Cannabis in Algeria
- Location of Algeria (dark green)
- Medicinal: Legal
- Recreational: Illegal

= Cannabis in Algeria =

Cannabis in Algeria is mostly illegal, although widely consumed. Under Law No. 04-18 13 Dhou El Kaada 1425 (25 December 2004), and enforcement decree No. 07-228 15 Rajab 1428 (July 30, 2007), cultivation, commerce, and possession are forbidden, except for medical purposes, subject to prior authorization by the Minister of Health.

==History==
Cannabis is believed to have been introduced to Algeria by the Arab invasions of the 9th through 12th centuries.

Cannabis use in Algeria also played a role in spreading the habit to France, following France's 1830 occupation of Algeria. Dr. Jacques-Joseph Moreau observed the effects of cannabis in Algeria in the form of an edible called dawamesc, and it was this drug that he introduced to Paris' Club des Hashischins.

In 1854, John Morell wrote of his travels in Algeria:
In Algeria they apply the names of kif, of hachich, and sometimes of tekrouri, to the extremity of the stem of the hemp, including the leaves, the flowers, and the seed, sometimes smoked by the natives in very diminutive pipes. These smokers are mostly inhabitants of the towns and villages, and are rarely met with among the Bedouins.Cannabis was first prohibited under French rule with the decrees of September 14, 1916 and February 9, 1917.

== Recent developments ==
As of the 2020s, Algeria maintains a strict prohibitionist stance on cannabis. Despite widespread underground use—particularly of hashish—there have been no legislative moves toward decriminalization or legalization.

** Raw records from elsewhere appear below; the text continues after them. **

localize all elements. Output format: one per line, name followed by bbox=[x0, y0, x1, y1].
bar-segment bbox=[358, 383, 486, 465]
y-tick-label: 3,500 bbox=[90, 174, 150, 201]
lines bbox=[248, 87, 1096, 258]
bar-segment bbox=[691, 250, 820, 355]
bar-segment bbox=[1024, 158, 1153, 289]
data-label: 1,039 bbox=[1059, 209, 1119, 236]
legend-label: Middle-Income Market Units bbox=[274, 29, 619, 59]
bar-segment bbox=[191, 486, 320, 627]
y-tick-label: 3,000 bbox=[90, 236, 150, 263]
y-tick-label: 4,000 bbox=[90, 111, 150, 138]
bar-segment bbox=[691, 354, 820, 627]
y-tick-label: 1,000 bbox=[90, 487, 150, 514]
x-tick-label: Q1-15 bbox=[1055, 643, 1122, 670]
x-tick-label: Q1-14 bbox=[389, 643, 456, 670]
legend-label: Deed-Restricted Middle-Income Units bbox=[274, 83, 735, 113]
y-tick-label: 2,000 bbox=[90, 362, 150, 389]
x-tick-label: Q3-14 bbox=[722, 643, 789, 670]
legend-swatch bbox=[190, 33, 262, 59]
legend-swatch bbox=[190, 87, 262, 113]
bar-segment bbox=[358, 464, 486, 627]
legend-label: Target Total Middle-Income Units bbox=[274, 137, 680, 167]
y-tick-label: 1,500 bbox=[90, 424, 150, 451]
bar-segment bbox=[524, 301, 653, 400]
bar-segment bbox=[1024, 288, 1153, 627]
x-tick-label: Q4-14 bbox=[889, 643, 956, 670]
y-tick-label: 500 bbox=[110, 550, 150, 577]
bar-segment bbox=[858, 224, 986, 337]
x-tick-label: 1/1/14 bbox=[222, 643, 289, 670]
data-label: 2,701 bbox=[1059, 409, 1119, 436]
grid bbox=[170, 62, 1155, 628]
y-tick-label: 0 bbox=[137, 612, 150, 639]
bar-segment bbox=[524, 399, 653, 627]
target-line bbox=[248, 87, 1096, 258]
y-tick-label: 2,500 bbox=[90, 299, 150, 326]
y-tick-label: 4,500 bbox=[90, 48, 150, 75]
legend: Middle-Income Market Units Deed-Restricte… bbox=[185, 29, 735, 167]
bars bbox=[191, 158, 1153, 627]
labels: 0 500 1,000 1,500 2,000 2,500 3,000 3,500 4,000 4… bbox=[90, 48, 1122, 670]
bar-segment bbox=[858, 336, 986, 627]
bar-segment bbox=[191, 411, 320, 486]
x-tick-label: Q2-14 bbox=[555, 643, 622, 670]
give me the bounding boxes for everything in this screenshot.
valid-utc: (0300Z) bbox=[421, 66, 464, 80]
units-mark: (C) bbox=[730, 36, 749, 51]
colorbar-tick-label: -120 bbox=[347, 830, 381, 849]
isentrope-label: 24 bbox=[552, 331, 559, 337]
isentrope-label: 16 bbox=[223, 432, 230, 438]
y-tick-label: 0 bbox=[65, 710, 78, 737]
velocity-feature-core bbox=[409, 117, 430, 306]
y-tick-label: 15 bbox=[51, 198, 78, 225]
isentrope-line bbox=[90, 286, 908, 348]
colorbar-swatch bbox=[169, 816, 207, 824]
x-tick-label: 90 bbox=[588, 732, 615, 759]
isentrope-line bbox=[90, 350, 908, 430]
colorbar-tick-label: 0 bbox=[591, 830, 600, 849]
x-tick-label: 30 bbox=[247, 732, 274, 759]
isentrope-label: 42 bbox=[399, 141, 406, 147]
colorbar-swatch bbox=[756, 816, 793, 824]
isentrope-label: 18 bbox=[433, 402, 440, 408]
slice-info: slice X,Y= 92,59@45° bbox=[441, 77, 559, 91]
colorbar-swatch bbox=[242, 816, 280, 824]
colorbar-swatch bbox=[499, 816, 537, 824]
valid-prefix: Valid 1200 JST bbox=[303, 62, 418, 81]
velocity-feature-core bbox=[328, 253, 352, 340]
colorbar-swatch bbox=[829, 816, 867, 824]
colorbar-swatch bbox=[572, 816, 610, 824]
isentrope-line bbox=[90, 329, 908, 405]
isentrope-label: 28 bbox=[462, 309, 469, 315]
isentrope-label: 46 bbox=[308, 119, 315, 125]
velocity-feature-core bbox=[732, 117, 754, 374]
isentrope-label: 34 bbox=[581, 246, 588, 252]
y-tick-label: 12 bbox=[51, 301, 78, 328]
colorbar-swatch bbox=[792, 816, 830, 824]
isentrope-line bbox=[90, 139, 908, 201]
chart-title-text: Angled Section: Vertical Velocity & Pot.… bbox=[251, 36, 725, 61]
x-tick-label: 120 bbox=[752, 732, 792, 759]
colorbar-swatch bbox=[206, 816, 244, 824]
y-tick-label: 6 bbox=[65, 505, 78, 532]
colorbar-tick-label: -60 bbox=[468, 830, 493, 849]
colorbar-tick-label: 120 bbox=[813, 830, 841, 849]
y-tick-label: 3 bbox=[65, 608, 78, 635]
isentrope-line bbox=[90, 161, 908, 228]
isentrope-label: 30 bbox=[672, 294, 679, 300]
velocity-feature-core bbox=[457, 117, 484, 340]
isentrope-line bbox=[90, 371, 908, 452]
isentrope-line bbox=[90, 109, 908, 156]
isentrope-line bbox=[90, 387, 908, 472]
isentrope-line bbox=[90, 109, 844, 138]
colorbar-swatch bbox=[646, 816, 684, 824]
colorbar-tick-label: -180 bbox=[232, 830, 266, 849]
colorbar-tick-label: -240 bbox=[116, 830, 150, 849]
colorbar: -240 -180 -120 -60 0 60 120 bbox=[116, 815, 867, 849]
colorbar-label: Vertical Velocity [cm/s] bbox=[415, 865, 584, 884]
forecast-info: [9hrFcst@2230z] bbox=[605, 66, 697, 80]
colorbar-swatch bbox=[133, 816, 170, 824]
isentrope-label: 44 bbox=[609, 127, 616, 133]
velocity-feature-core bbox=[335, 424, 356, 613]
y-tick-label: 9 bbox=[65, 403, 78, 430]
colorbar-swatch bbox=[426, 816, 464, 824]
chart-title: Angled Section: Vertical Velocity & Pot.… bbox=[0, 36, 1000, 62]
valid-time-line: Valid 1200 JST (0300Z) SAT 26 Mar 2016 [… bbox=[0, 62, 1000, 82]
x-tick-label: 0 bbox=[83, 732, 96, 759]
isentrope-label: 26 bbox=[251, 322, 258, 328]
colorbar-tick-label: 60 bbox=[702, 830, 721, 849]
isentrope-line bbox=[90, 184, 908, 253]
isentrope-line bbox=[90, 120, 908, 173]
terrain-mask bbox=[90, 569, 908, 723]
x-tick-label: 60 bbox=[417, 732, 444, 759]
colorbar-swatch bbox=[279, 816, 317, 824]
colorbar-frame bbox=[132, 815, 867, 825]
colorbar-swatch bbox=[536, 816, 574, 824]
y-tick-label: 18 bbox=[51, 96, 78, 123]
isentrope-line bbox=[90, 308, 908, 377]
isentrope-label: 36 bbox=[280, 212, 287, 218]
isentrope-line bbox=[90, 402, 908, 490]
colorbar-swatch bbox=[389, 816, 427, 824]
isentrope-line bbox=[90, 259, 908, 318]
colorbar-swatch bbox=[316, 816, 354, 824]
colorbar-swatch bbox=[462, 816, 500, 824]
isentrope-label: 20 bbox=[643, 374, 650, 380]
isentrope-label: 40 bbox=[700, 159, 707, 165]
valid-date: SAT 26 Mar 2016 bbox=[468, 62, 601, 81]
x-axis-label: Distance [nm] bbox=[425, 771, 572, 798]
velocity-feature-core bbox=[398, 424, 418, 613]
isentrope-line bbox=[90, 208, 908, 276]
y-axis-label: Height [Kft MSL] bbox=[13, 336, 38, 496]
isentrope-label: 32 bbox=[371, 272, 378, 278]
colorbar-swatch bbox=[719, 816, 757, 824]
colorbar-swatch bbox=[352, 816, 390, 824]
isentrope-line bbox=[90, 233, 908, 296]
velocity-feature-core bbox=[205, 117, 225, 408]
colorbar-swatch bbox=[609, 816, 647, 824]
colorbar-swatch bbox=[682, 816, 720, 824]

In March 2025, Algerian authorities seized over 3,000 kilograms of cannabis during a large anti-smuggling operation near the Moroccan border. Unlike neighboring Morocco, which legalized medical cannabis in 2021, Algeria continues to ban all cannabis-related products, including CBD and industrial hemp. Enforcement remains active and severe in trafficking cases, though anecdotal reports suggest some leniency for small-scale personal use in urban areas.